“Dad has so much to do this afternoon,” my son said. “He’s taking us to golf and he has to take out the trash. Dads are busy.” I waited for him to finish. “Moms are busy, too, taking care of us kids is hard.”
I nodded at him, glad that my 9-year-old realized that raising children is hard work, but slightly frustrated that he put all of the pressure on my shoulders. I wanted to tell him that due to his work schedule, his father rarely puts the trash cans out on weekday mornings. I wanted to remind him that his father was the parent home most afternoons overseeing homework and often starting dinner. I wanted to change his view of the gender roles, if only to save his future spouse from the frustration that so many feel today.
Then I realized that he saw what we presented to him: He saw that his mom does the majority of the housework, his father leaves the house to work each morning and, nine times out of 10, when he stays home from school sick, I’m the one home with him.
While this is how our family operates right now, it hasn’t always been that way, it won’t always be that way and it isn’t this way in other households. I want my kids to know that, to see that and to think about that.
I know that my family has room to improve where gender roles are concerned. I've spoken to experts to find out what mistakes I'm making — and how to change them. These three pitfalls are common, but the solutions are surprisingly simple.
Chores are doled out in gendered ways
One thing we can easily change is the perception that certain chores are for women and certain chores are for men. In fact, we already have. My husband is the bath giver in our house, a role my father filled in my childhood. This was something I insisted that “dads do” when my youngest was born, and I pushed it on my husband. It stuck. Apparently this is a “girl chore” in the eyes of some children.
Laundry and household chores usually fall to me, as the parent who is home more. But one thing I make sure my children see and hear is the conversation that takes place when we discuss chores. My son’s responsibility is emptying the dishwasher and my daughter does the laundry. They’ve talked about switching jobs, but they both like their own. When we clean the house as a family, we divide up chores and everyone participates. My husband will clean the bathroom and I will vacuum, or he will do the dishes and I’ll take out the trash.

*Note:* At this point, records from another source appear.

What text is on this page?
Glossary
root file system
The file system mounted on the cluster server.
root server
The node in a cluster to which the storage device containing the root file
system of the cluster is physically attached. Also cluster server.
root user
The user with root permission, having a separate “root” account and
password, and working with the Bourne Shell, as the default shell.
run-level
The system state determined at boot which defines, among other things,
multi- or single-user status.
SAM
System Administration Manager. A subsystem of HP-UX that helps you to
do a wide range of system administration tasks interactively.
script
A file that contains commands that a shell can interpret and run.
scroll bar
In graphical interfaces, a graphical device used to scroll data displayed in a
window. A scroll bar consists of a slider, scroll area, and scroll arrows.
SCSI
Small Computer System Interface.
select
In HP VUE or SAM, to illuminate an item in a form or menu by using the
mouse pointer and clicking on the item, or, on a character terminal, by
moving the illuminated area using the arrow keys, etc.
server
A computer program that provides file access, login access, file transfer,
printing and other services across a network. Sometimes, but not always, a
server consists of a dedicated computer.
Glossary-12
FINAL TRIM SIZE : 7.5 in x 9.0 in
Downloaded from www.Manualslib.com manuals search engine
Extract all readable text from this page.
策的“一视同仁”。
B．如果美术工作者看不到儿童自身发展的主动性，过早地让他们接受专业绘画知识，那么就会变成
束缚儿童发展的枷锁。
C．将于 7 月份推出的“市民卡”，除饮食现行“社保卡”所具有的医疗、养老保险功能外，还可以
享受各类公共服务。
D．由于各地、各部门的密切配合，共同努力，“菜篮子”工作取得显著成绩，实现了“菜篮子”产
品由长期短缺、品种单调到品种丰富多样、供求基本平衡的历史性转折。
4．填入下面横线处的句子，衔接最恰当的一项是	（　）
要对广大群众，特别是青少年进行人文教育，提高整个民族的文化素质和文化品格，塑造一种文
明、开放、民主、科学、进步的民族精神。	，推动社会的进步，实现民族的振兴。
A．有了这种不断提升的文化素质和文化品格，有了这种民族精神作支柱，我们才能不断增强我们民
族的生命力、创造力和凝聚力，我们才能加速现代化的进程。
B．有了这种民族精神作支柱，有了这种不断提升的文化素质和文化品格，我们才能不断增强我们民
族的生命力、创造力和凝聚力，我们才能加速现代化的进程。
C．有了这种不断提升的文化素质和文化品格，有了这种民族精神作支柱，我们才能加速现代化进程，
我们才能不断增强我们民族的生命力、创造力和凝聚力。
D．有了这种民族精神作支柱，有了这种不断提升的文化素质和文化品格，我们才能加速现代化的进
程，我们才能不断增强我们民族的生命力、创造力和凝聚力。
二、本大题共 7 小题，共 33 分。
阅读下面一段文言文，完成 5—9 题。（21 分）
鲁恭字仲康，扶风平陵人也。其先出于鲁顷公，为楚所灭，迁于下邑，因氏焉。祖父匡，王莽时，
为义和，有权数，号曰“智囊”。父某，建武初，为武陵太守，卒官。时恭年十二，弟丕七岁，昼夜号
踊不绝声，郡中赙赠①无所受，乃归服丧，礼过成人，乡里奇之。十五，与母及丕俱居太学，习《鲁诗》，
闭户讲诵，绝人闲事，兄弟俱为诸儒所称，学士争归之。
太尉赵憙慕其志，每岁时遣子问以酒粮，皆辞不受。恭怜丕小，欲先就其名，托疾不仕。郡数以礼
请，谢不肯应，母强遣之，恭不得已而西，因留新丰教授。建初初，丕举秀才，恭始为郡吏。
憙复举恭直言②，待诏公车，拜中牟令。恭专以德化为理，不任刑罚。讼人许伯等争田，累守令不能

Breaks from gender roles go unnoticed
There was one Saturday morning when the grass needed to be cut. So I made a big deal out of going outside to do it. Not because I wanted glory, but because I wanted to make sure my children knew I was capable and willing to do it. I wanted them to know it wasn't a “man thing” to do.
Teodora Pavkovic, parent coach and psychologist at The School of Positive Psychology, says that children will naturally associate their parents with where they see them. “If mom spends a lot of time in the kitchen, the children will associate kitchen activities with her, and if dad spends most of his time in the home office, the children will associate working at a computer with dad,” she says.
Mothers ask for help with the kids
In our military family world, we see parents doing things that cross traditional gender roles. We see it most often during deployments, when the women left behind are doing yard work and the men left behind are baking cookies for the bake sale at school. But we don’t make any fuss about it. We just do it, which is how it should be. But talking about it is important, too. I frequently ask my husband to help with something around the house. Pavkovic suggests this may show children that the responsibilities are not equal. By asking for help it means that caring for the house, cooking dinner or caring for children is my responsibility, not one we equally share. How can we change?
A great way to change the conversation is through books and play. While toys are frequently marketed to one gender or another, there is no reason parents need to adhere to that. Gender roles can be smashed early on by offering a variety of toys, allowing children to make their own decisions about hobbies and tasks they want to pursue.
Parenting is a huge responsibility. Raising children to be kind, open-minded and respectful of others is a daunting task, but one we can do by recognizing our own biases and finding ways to avoid passing them on to our kids.